As the Coronavirus pandemic continues to sweep the world, Americans are now faced with a terrifying possibility: rationed healthcare.
And as Allen C. Guelzo explains in The Wall Street Journal, it may violate the civil rights of millions of Americans:
The U.S. has reported more than 80,000 cases of Covid-19. About half are in New York and more than 10,000 cases were reported in a single day. If projections by Cory Chivers, a data scientist at the University of Pennsylvania Health System, are correct, those numbers represent 15% of all cases. American hospitals have only about 96,000 intensive-care beds, and an estimated 62,000 full-featured ventilators to deal with the respiratory failure associated with severe coronavirus infections. (A further 12,700 ventilators are in the Strategic National Stockpile.) Hospitals could soon be short of beds, personnel and ventilators.
That spells rationing. Demetre Daskalakis, deputy commissioner for disease control at New York’s Department of Health and Mental Hygiene, warned on March 9 that hospitals will “have to think about triaging the use of ICU beds and ventilators,” and that will require “making some very serious difficult decisions.”

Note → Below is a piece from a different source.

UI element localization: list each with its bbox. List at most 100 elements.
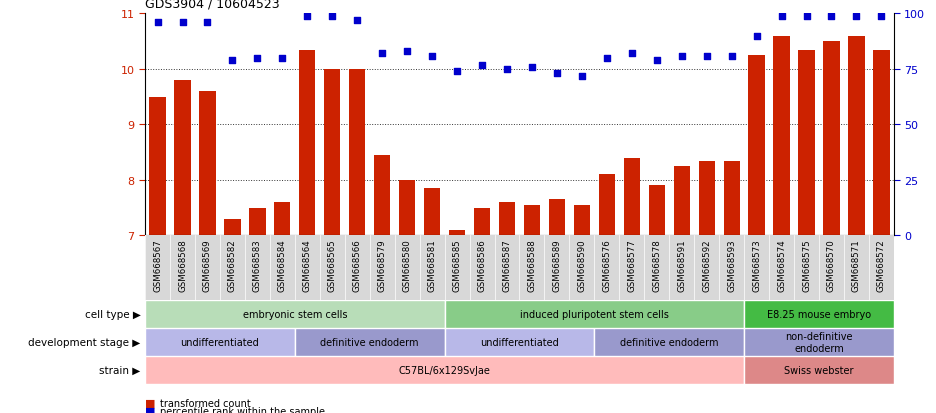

In Seattle, state Health Department officials and health-industry professionals conferred last week on a “triage” plan that would decide who receives full care based on age, health status and severity of illness. The rest would simply be given “comfort care.” Last week Susan Henderson, executive director of the Disability Rights Education and Defense Fund, wrote a public letter to California Gov. Gavin Newsom to express worry that the state had also begun “discussion of ‘rationing’ medical care.”…
Then there are the legal questions raised by rationing. The Freedom of Conscience Defense Fund and the Thomas More Society have published a memorandum that warns health-care officials against violations of federal civil-rights law in cases of “discriminatory health care decisions.” The Age Discrimination Act of 1975 prohibits “discrimination on the basis of age in programs or activities receiving Federal financial assistance.” The ban covers all activities of recipient institutions, such as hospitals. Likewise, the Rehabilitation Act of 1973 as bluntly forbids excluding an “individual with a disability” from any service by a federally funded entity.
Hopefully when American health officials and politcians look back on their action once this pandemic ends, they won’t be filled with regret for the decisions they made.